Telecom Italia (TI) and US investment firm Fintech have once again postponed the deadline to complete the US$960m sale of the Italian incumbent’s controlling stake in Telecom Argentina to 25 September.
TI said the agreement was reached yesterday…
Telecom Italia (TI) and US investment firm Fintech have once again postponed the deadline to complete the US$960m sale of the Italian incumbent’s controlling stake in Telecom Argentina to 25 September.
TI said the agreement was reached yesterday evening, adding that all terms and conditions of the stock purchase agreement remained unchanged.
On 12 August, the company had already announced that the sale deadline, originally scheduled for early August, would be extended to 1 September.

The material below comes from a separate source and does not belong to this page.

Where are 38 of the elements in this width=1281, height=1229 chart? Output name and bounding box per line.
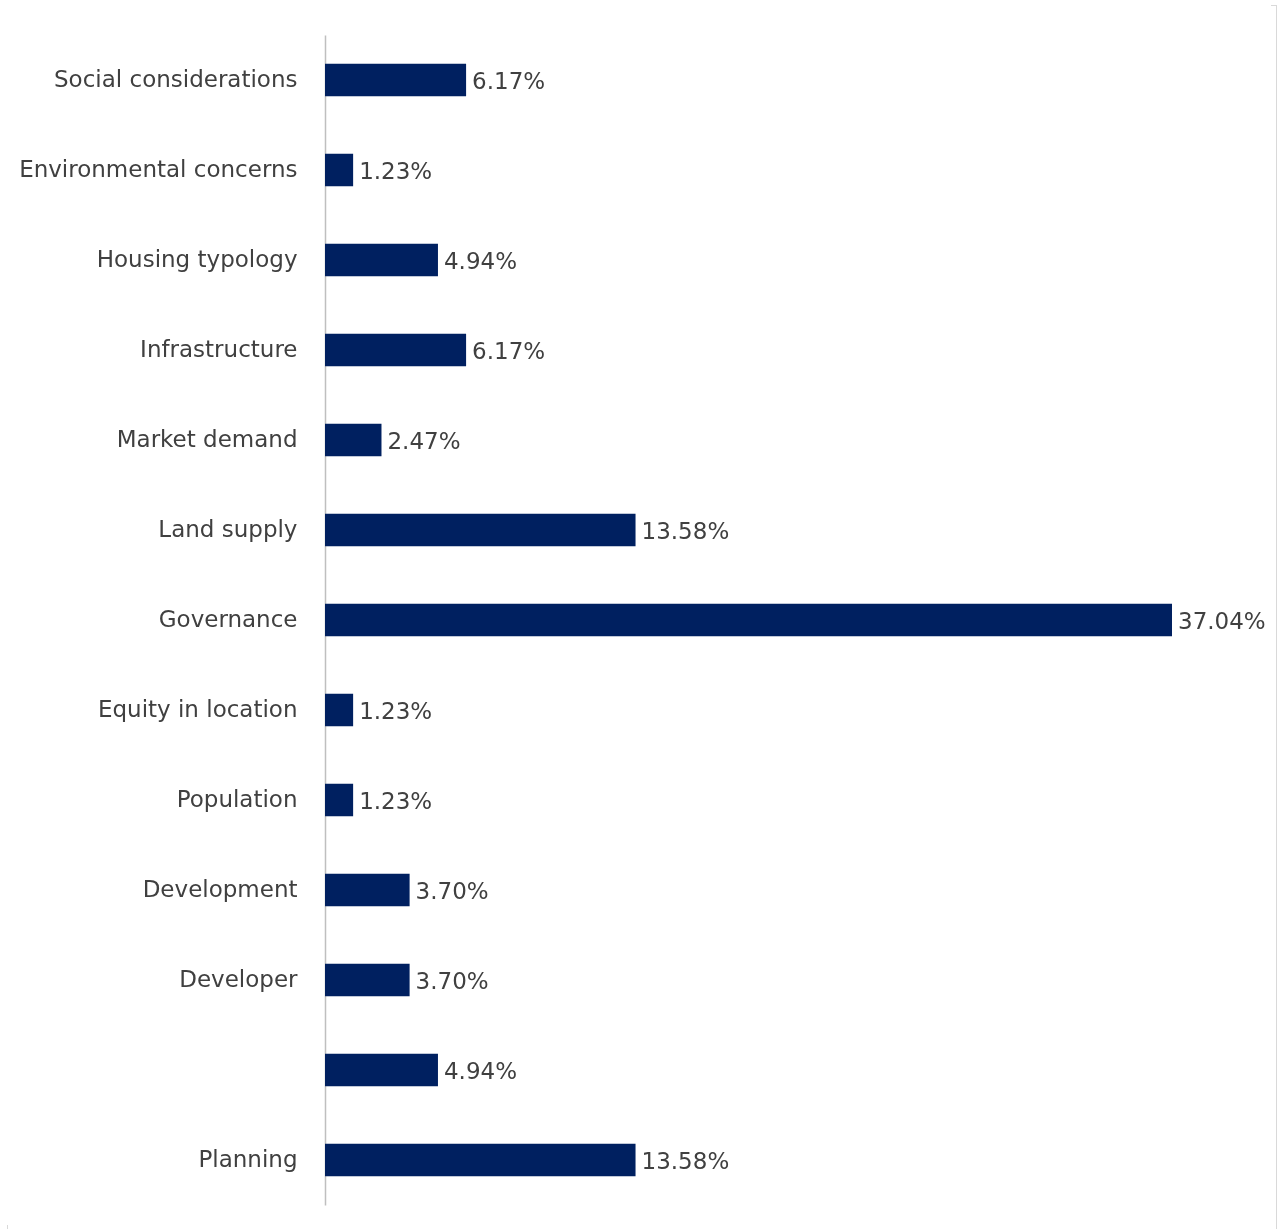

TI CEO Marco Patuano had stressed, in mid-June, that no obstacles stood in the way of the sale of the 22.7% stake in the Buenos Aires-based telco, although the national telecoms regulator Secom gave no exact timeframe to rule on the deal.
“The company has not given a specific reason for the delay, but presumably regulatory approvals have proven more complicated than envisaged,” Rick Mattila, a telecoms analyst at the investment banking division of Mitsubishi UFG Financial Group, said.
He added: “We do not view this delay as that material for Telecom Italia. That said, should the deal for some reason fail to go through, then that would likely be taken as a negative by credit markets.”
Regulatory approval was once complicated by Fintech’s interest in cableco and ISP Cablevision but the firm decided to exit the asset at the end of May.
Last December, TI sold stakes in Telecom Argentina held by its subsidiary Tierra Argentea to Fintech for US$109m.
However, the bulk of the deal involves the transfer of TI’s 68% stake in Sofora Telecommunicaciones for US$751m. Sofora, in turn, controls the Argentine telco’s majority shareholder Nortel Inversora.
Fintech will pay a further US$100.5m, provided TI fulfils certain agreements to provide Telecom Argentina with services and technical support for the next three years, among other conditions.
Providing the second part of the deal closes, Fintech – the vehicle of low-profile Mexican investor David Martinez – plans to launch a tender offer for the remaining publicly traded shares in Telecom Argentina and Nortel.